Written by David Gerrold
Directed by Bill Reed
Animated Season 2, Episode 2
Production episode 22018
Original air date: September 14, 1974
Stardate: 7403.6

Captain’s log. The Enterprise has taken on Ari bn Bem, a representative from a recently contacted species, as a passenger. He will be observing Starfleet’s exploration and first-contact protocols in action.

Delta Theta III is a planet with some aboriginal life forms. Kirk’s mission is to plant monitoring devices without the locals seeing them. Bem—who has spent the last six missions in his quarters, not noticeably observing much of anything—volunteers to go on this landing party. Kirk is reluctant, but Bem insists, and he beams down along with Kirk, Spock, Scotty, and Sulu.

Bem sets the coordinates, and Kirk and Spock wind up materializing over a body of water. Bem jumps in to offer assistance—but even as Kirk insists they’re all right, Bem’s legs disengage from his torso and walk over to Kirk and Spock, using the water as cover to remove their phasers and communicators, replacing them with fakes.

Uhura reports from the Enterprise that there’s some kind of sensor anomaly on the planet. Kirk orders her to monitor it and keep them posted.

Bem detects life forms nearby—and then inexplicably runs off. He gets through thick underbrush by detaching his body into several independent components. Kirk and Spock go after him, only to find him captured by a group of natives.

Arex reports that the sensor anomaly is increasing in size. Uhura can’t raise Kirk or Spock, nor can the Enterprise detect their communicators. Per Kirk’s orders (and against Scotty’s better judgment), Uhura has Scotty and Sulu beamed back immediately while Arex scans for the captain and first officer.

Kirk and Spock, meanwhile, have discovered that their communicators are fakes. They follow Bem and his captors to their village. They try to rescue Bem—who insists that this is part of his observation—but then are captured themselves. Bem eventually reveals that he has the actual communicators and phasers belonging to Kirk and Spock. He detaches his legs, which hand them back. Kirk is baffled as to why he didn’t escape earlier. Bem says that this allowed him to observe Kirk trying to rescue him. Kirk is livid that Bem is treating this dangerous mission like his personal lab experiment, and places him under arrest.

But first they have to escape the village. When they try to, an alien entity appears and paralyzes the landing party. She says that the natives are her children and she will not let the landing party harm them. The trio are imprisoned once again. Bem declares Kirk to be incompetent and not intelligent. He detaches his head, torso, and legs, uses them to leave his cage, and then wanders off, leaving Kirk and Spock to their own devices.
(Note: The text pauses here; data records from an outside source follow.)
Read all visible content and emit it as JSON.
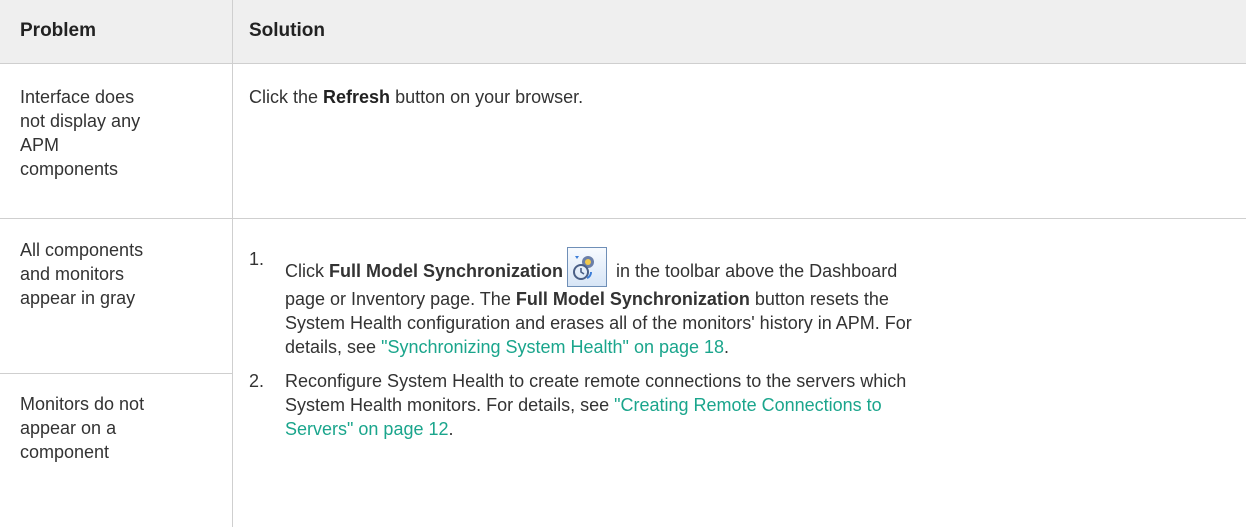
{
  "header": {
    "problem": "Problem",
    "solution": "Solution"
  },
  "rows": [
    {
      "problem": [
        "Interface does",
        "not display any",
        "APM",
        "components"
      ],
      "solution": {
        "pre": "Click the ",
        "bold": "Refresh",
        "post": " button on your browser."
      }
    },
    {
      "problem": [
        "All components",
        "and monitors",
        "appear in gray"
      ]
    },
    {
      "problem": [
        "Monitors do not",
        "appear on a",
        "component"
      ]
    }
  ],
  "steps": [
    {
      "num": "1.",
      "line1_pre": "Click ",
      "line1_bold": "Full Model Synchronization",
      "line1_post": " in the toolbar above the Dashboard",
      "line2_pre": "page or Inventory page. The ",
      "line2_bold": "Full Model Synchronization",
      "line2_post": " button resets the",
      "line3": "System Health configuration and erases all of the monitors' history in APM. For",
      "line4_pre": "details, see ",
      "line4_link": "\"Synchronizing System Health\" on page 18",
      "line4_post": "."
    },
    {
      "num": "2.",
      "line1": "Reconfigure System Health to create remote connections to the servers which",
      "line2_pre": "System Health monitors. For details, see ",
      "line2_link": "\"Creating Remote Connections to",
      "line3_link": "Servers\" on page 12",
      "line3_post": "."
    }
  ],
  "icons": {
    "sync": "full-model-synchronization-icon"
  },
  "colors": {
    "link": "#1aa58c",
    "header_bg": "#efefef",
    "border": "#cfcfcf"
  }
}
Kirk contacts the alien entity and offers to leave and warn others to leave the planet alone. The entity agrees as long as the landing party departs. But Kirk can’t leave Bem behind, so he orders Scotty to beam down with a security detail to find Bem—who, it turns out, has again been captured.

Bem realizes he’s erred and claims he must disassociate himself and no longer be a colony creature. But the alien entity convinces him not to do so—yes, he erred, but if he, in essence, kills himself, he can’t learn from his mistakes. Bem is humbled and agrees.
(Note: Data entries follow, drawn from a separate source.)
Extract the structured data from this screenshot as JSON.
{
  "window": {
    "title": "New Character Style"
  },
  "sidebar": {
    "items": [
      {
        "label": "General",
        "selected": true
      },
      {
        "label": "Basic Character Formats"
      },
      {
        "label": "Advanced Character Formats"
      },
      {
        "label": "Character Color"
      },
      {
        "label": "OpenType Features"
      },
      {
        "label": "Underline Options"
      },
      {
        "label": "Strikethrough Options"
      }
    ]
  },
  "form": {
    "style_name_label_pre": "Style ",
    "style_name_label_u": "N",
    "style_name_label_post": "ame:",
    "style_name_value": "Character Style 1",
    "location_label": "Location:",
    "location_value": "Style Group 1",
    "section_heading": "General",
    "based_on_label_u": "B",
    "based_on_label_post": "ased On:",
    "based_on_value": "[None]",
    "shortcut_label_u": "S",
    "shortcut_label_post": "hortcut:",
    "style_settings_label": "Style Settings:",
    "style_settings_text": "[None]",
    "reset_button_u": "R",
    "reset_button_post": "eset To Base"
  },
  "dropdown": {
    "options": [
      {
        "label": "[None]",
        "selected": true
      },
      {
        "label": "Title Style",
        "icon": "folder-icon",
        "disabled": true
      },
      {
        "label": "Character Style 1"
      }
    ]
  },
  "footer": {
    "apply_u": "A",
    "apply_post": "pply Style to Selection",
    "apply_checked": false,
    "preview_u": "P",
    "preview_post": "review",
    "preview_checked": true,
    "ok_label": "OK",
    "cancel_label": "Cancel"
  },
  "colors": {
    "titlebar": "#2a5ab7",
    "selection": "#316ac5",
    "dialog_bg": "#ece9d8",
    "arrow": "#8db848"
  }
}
They beam back, and Kirk declares the planet to be quarantined.

Can’t we just reverse the polarity? Bem is a colony creature made up of three distinctive portions—a set of legs with arms that unfold from the hips, a torso, and a head. The torso and head can apparently float.

Fascinating. When Kirk muses on why they always wind up being captured and put in cages by aliens, Spock’s very un-Vulcan answer is, “Fate.”

Hailing frequencies open. Good week for Nichelle Nichols, as Uhura gets to be in charge of the ship for a while (though they never actually have her sitting in the command chair for some reason) and she also does the voice of the alien entity.

Ahead warp one, aye. Sulu does get to go on the landing party. However, he doesn’t get any lines.

I cannot change the laws of physics! Scotty somehow misses that Bem’s landing coordinates will drop Kirk and Spock in the drink.

Forewarned is three-armed. Arex is the one who discovers and tracks the sensor anomaly (which is truly the alien entity that guards the locals).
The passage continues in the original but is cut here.